"Na pewno wielu ludzi na świecie zadaje sobie pytanie, jak to się stało, że za pomoc Żydom zginęła cała polska rodzina", mówił dziś w Markowej podczas swojego przemówienia prezydent RP Andrzej Duda. Jak podkreślił - uroczystość beatyfikacji rodziny Ulmów ma ważny wymiar z punktu widzenia podkreślenia prawdy historycznej.
Prezydent RP wraz z małżonką Agatą Kornhauser-Dudą uczestniczy w Markowej na Podkarpaciu w mszy beatyfikacyjnej Józefa i Wiktorii Ulmów oraz ich siedmiorga dzieci.
W Markowej na Podkarpaciu trwa msza beatyfikacyjna Józefa i Wiktorii Ulmów oraz ich siedmiorga dzieci. Nabożeństwu przewodniczy wysłannik Papieża, prefekt Dykasterii Spraw Kanonizacyjnych kard. Marcello Semeraro.
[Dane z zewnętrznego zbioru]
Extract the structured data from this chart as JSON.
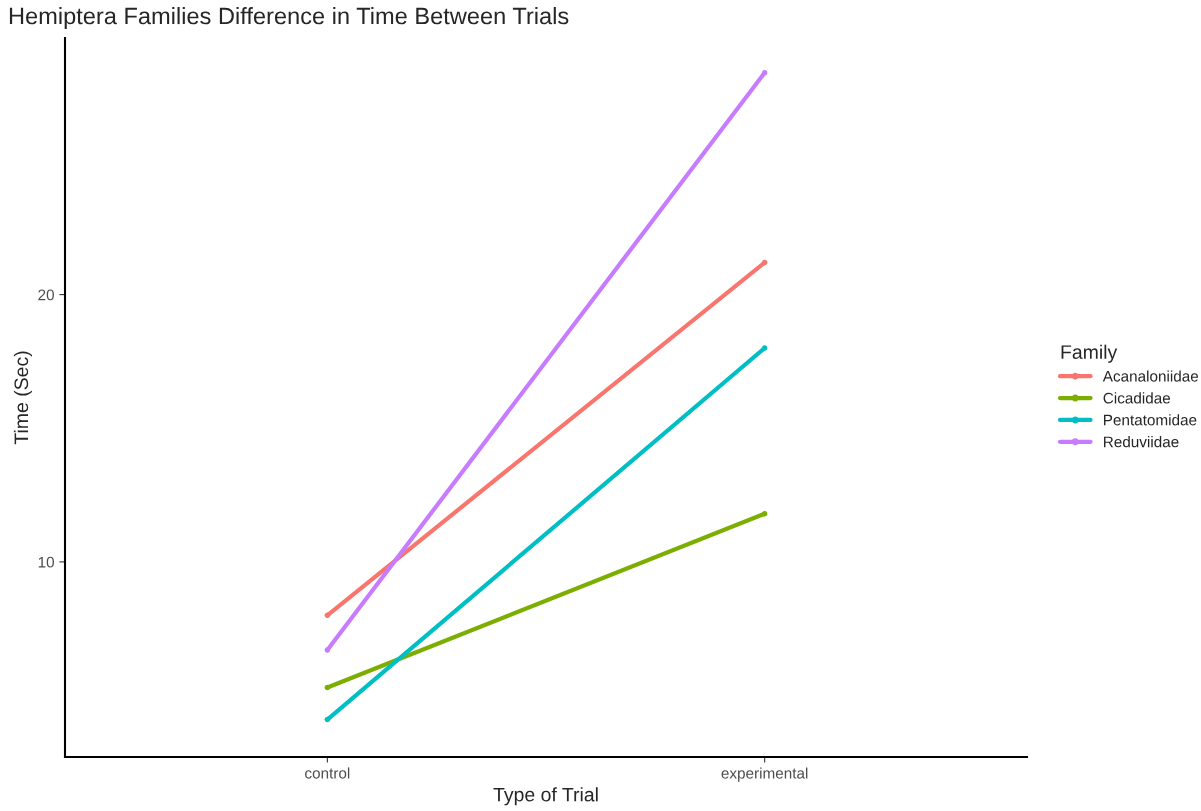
{
  "chart_data": {
    "type": "line",
    "title": "Hemiptera Families Difference in Time Between Trials",
    "xlabel": "Type of Trial",
    "ylabel": "Time (Sec)",
    "legend_title": "Family",
    "categories": [
      "control",
      "experimental"
    ],
    "series": [
      {
        "name": "Acanaloniidae",
        "color": "#f8766d",
        "values": [
          8.0,
          21.2
        ]
      },
      {
        "name": "Cicadidae",
        "color": "#7cae00",
        "values": [
          5.3,
          11.8
        ]
      },
      {
        "name": "Pentatomidae",
        "color": "#00bfc4",
        "values": [
          4.1,
          18.0
        ]
      },
      {
        "name": "Reduviidae",
        "color": "#c77cff",
        "values": [
          6.7,
          28.3
        ]
      }
    ],
    "ylim": [
      2.7,
      29.6
    ],
    "yticks": [
      10,
      20
    ],
    "grid": false,
    "legend": "right",
    "marker": "circle",
    "line_style": "solid"
  }
}
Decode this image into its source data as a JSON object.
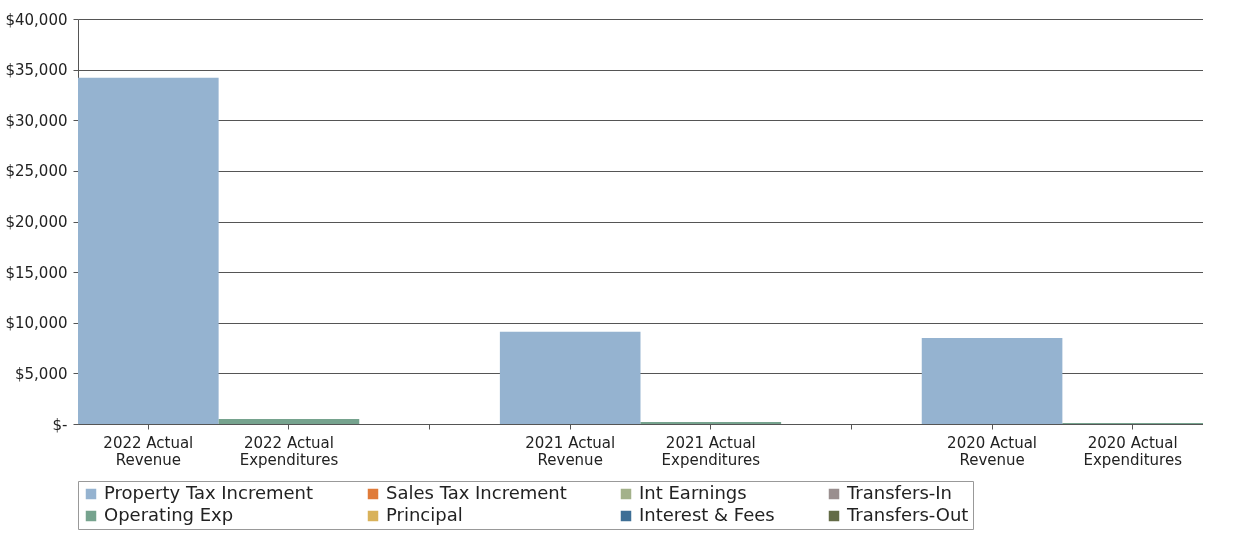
{
  "chart_data": {
    "type": "bar",
    "stacked": true,
    "categories": [
      "2022 Actual Revenue",
      "2022 Actual Expenditures",
      null,
      "2021 Actual Revenue",
      "2021 Actual Expenditures",
      null,
      "2020 Actual Revenue",
      "2020 Actual Expenditures"
    ],
    "series": [
      {
        "name": "Property Tax Increment",
        "color": "#95b3d0",
        "values": [
          34200,
          null,
          null,
          9100,
          null,
          null,
          8500,
          null
        ]
      },
      {
        "name": "Sales Tax Increment",
        "color": "#e07b39",
        "values": [
          null,
          null,
          null,
          null,
          null,
          null,
          null,
          null
        ]
      },
      {
        "name": "Int Earnings",
        "color": "#a3b18a",
        "values": [
          null,
          null,
          null,
          null,
          null,
          null,
          null,
          null
        ]
      },
      {
        "name": "Transfers-In",
        "color": "#9a8f8f",
        "values": [
          null,
          null,
          null,
          null,
          null,
          null,
          null,
          null
        ]
      },
      {
        "name": "Operating Exp",
        "color": "#76a38e",
        "values": [
          null,
          500,
          null,
          null,
          200,
          null,
          null,
          100
        ]
      },
      {
        "name": "Principal",
        "color": "#d9b25a",
        "values": [
          null,
          null,
          null,
          null,
          null,
          null,
          null,
          null
        ]
      },
      {
        "name": "Interest & Fees",
        "color": "#3e6f96",
        "values": [
          null,
          null,
          null,
          null,
          null,
          null,
          null,
          null
        ]
      },
      {
        "name": "Transfers-Out",
        "color": "#636b46",
        "values": [
          null,
          null,
          null,
          null,
          null,
          null,
          null,
          null
        ]
      }
    ],
    "ylim": [
      0,
      40000
    ],
    "yticks": [
      {
        "value": 0,
        "label": "$-"
      },
      {
        "value": 5000,
        "label": "$5,000"
      },
      {
        "value": 10000,
        "label": "$10,000"
      },
      {
        "value": 15000,
        "label": "$15,000"
      },
      {
        "value": 20000,
        "label": "$20,000"
      },
      {
        "value": 25000,
        "label": "$25,000"
      },
      {
        "value": 30000,
        "label": "$30,000"
      },
      {
        "value": 35000,
        "label": "$35,000"
      },
      {
        "value": 40000,
        "label": "$40,000"
      }
    ],
    "grid": "y",
    "legend": "bottom"
  }
}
W Eucharystii uczestniczą Prezydent @AndrzejDuda z Małżonką Agatą… pic.twitter.com/ZEGSFHI0Oi
— Kancelaria Prezydenta (@prezydentpl) September 10, 2023
Prezydent @AndrzejDuda w #Markowa: Jako Prezydent RP, w imieniu polskiego państwa, dziękuję Ojcu Franciszkowi za wyniesienie na ołtarze #RodzinaUlmów.
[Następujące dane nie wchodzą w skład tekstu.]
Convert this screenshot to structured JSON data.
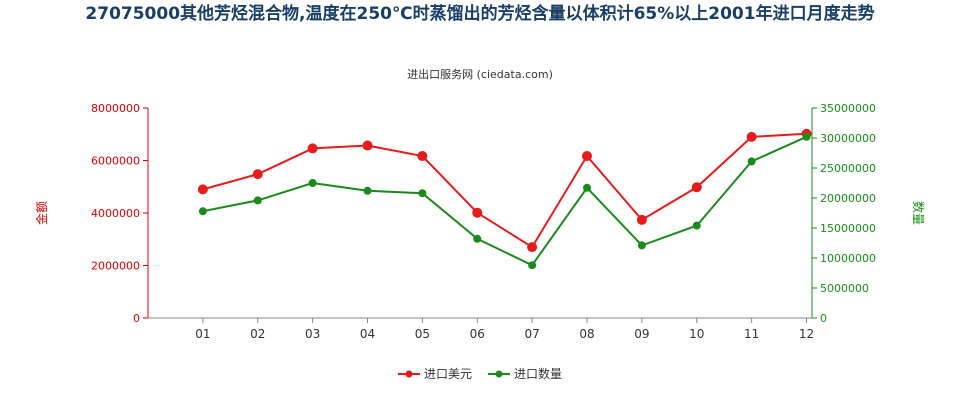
{
  "title": "27075000其他芳烃混合物,温度在250℃时蒸馏出的芳烃含量以体积计65%以上2001年进口月度走势",
  "subtitle": "进出口服务网 (ciedata.com)",
  "colors": {
    "left_axis": "#e00000",
    "right_axis": "#1a8c1a",
    "series_value": "#e61c1c",
    "series_qty": "#1a8a1a"
  },
  "chart_data": {
    "type": "line",
    "categories": [
      "01",
      "02",
      "03",
      "04",
      "05",
      "06",
      "07",
      "08",
      "09",
      "10",
      "11",
      "12"
    ],
    "series": [
      {
        "name": "进口美元",
        "axis": "left",
        "values": [
          4900000,
          5480000,
          6460000,
          6570000,
          6170000,
          4010000,
          2700000,
          6170000,
          3740000,
          4980000,
          6900000,
          7020000
        ]
      },
      {
        "name": "进口数量",
        "axis": "right",
        "values": [
          17800000,
          19600000,
          22500000,
          21200000,
          20800000,
          13200000,
          8800000,
          21700000,
          12100000,
          15400000,
          26100000,
          30200000
        ]
      }
    ],
    "y_left": {
      "label": "金额",
      "min": 0,
      "max": 8000000,
      "ticks": [
        "0",
        "2000000",
        "4000000",
        "6000000",
        "8000000"
      ]
    },
    "y_right": {
      "label": "数量",
      "min": 0,
      "max": 35000000,
      "ticks": [
        "0",
        "5000000",
        "10000000",
        "15000000",
        "20000000",
        "25000000",
        "30000000",
        "35000000"
      ]
    },
    "legend": "bottom-center",
    "grid": false
  }
}
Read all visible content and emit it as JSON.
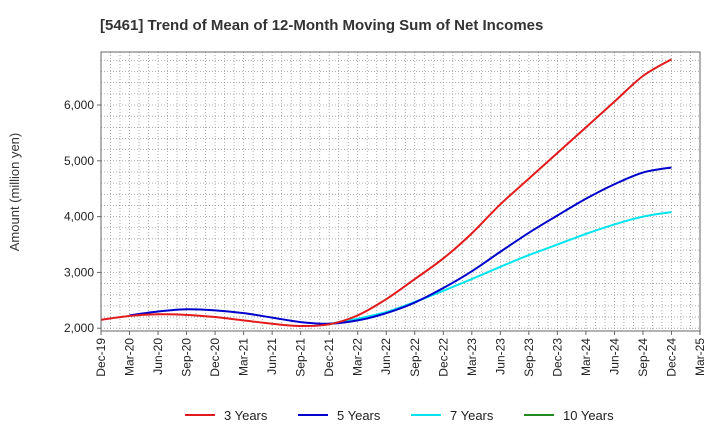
{
  "chart_data": {
    "type": "line",
    "title": "[5461]  Trend of Mean of 12-Month Moving Sum of Net Incomes",
    "ylabel": "Amount (million yen)",
    "xlabel": "",
    "ylim": [
      1950,
      6950
    ],
    "yticks": [
      2000,
      3000,
      4000,
      5000,
      6000
    ],
    "ytick_labels": [
      "2,000",
      "3,000",
      "4,000",
      "5,000",
      "6,000"
    ],
    "xlim": [
      "Dec-19",
      "Mar-25"
    ],
    "xtick_labels": [
      "Dec-19",
      "Mar-20",
      "Jun-20",
      "Sep-20",
      "Dec-20",
      "Mar-21",
      "Jun-21",
      "Sep-21",
      "Dec-21",
      "Mar-22",
      "Jun-22",
      "Sep-22",
      "Dec-22",
      "Mar-23",
      "Jun-23",
      "Sep-23",
      "Dec-23",
      "Mar-24",
      "Jun-24",
      "Sep-24",
      "Dec-24",
      "Mar-25"
    ],
    "grid": true,
    "legend_position": "bottom",
    "series": [
      {
        "name": "3 Years",
        "color": "#e31a1c",
        "x": [
          "Dec-19",
          "Mar-20",
          "Jun-20",
          "Sep-20",
          "Dec-20",
          "Mar-21",
          "Jun-21",
          "Sep-21",
          "Dec-21",
          "Mar-22",
          "Jun-22",
          "Sep-22",
          "Dec-22",
          "Mar-23",
          "Jun-23",
          "Sep-23",
          "Dec-23",
          "Mar-24",
          "Jun-24",
          "Sep-24",
          "Dec-24"
        ],
        "y": [
          2150,
          2220,
          2250,
          2240,
          2200,
          2140,
          2080,
          2040,
          2070,
          2230,
          2520,
          2880,
          3250,
          3700,
          4220,
          4680,
          5140,
          5600,
          6060,
          6520,
          6820
        ]
      },
      {
        "name": "5 Years",
        "color": "#0000cc",
        "x": [
          "Mar-20",
          "Jun-20",
          "Sep-20",
          "Dec-20",
          "Mar-21",
          "Jun-21",
          "Sep-21",
          "Dec-21",
          "Mar-22",
          "Jun-22",
          "Sep-22",
          "Dec-22",
          "Mar-23",
          "Jun-23",
          "Sep-23",
          "Dec-23",
          "Mar-24",
          "Jun-24",
          "Sep-24",
          "Dec-24"
        ],
        "y": [
          2230,
          2300,
          2340,
          2320,
          2270,
          2190,
          2110,
          2080,
          2140,
          2270,
          2460,
          2720,
          3020,
          3370,
          3710,
          4020,
          4320,
          4580,
          4790,
          4880
        ]
      },
      {
        "name": "7 Years",
        "color": "#00e5ee",
        "x": [
          "Dec-21",
          "Mar-22",
          "Jun-22",
          "Sep-22",
          "Dec-22",
          "Mar-23",
          "Jun-23",
          "Sep-23",
          "Dec-23",
          "Mar-24",
          "Jun-24",
          "Sep-24",
          "Dec-24"
        ],
        "y": [
          2080,
          2170,
          2290,
          2470,
          2670,
          2880,
          3100,
          3310,
          3500,
          3690,
          3860,
          4000,
          4080
        ]
      },
      {
        "name": "10 Years",
        "color": "#228b22",
        "x": [],
        "y": []
      }
    ]
  }
}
— Kancelaria Prezydenta (@prezydentpl) September 10, 2023
W tym niezwykłym akcie beatyfikacji całej rodziny następuje potwierdzenie wyjątkowości i świętości rodziny jako jednostki a… pic.twitter.com/GiaiOVYnsg
Prezydent podziękował ojcu świętemu za wyniesienie na ołtarze do grona błogosławionych polskiej rodziny.
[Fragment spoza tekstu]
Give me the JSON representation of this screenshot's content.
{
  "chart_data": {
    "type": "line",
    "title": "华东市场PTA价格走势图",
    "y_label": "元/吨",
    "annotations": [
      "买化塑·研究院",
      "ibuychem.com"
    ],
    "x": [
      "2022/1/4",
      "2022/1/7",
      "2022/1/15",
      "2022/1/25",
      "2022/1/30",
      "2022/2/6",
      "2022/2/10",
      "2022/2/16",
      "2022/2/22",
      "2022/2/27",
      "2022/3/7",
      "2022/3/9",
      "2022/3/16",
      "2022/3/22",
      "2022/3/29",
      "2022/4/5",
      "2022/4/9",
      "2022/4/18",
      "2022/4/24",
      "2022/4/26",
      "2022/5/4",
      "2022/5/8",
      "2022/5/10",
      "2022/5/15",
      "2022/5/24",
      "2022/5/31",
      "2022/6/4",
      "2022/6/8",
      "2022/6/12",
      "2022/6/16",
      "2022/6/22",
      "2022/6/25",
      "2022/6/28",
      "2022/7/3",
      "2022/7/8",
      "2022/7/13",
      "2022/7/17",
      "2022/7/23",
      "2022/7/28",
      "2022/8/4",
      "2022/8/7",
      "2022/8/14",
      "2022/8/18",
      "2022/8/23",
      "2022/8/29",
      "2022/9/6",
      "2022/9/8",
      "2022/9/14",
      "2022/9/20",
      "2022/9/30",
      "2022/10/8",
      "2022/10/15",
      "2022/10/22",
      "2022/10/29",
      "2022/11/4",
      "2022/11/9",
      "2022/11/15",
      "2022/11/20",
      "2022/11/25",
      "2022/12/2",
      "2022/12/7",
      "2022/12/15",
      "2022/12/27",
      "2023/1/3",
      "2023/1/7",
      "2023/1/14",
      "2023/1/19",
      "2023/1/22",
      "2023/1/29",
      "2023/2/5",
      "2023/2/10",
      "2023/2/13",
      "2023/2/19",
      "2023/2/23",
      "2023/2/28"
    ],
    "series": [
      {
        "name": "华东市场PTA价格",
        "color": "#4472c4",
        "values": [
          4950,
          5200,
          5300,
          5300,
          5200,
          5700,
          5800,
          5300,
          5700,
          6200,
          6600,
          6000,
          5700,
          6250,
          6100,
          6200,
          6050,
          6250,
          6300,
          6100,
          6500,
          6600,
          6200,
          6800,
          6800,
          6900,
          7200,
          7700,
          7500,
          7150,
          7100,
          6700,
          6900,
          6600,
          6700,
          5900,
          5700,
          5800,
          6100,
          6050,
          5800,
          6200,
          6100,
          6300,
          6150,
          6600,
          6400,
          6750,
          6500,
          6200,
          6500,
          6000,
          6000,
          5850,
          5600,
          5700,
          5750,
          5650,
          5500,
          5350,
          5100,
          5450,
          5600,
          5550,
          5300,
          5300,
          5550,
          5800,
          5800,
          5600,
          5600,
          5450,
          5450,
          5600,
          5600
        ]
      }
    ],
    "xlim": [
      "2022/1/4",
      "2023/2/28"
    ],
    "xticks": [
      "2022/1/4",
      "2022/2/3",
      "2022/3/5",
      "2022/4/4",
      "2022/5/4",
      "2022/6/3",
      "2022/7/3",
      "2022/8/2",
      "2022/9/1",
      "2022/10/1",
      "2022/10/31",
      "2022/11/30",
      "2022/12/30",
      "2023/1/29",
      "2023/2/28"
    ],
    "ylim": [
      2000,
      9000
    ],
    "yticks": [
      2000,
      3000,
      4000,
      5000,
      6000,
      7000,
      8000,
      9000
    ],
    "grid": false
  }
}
"Chcę podziękować w imieniu państwa, bo ta dzisiejsza uroczystość ma głęboki wymiar duchowy związany z naszymi przekonaniami religijnymi, naszą wiarą, naszymi zobowiązaniami z tej wiary wynikającymi, ale ma także ogromnie ważny wymiar państwowy z punktu widzenia podkreślenia w sposób dobitny, instytucjonalny prawdy historycznej o czasach niemieckiej, hitlerowskiej okupacji polskich ziem w czasie II wojny światowej, o ówczesnym zbrodniczym niemieckim prawodawstwie na tej ziemi, które to prawodawstwo było podstawową przyczyną tej tragedii i tej straszliwej zbrodni, jaka została popełniania na polskiej rodzinie", zaznaczył Andrzej Duda.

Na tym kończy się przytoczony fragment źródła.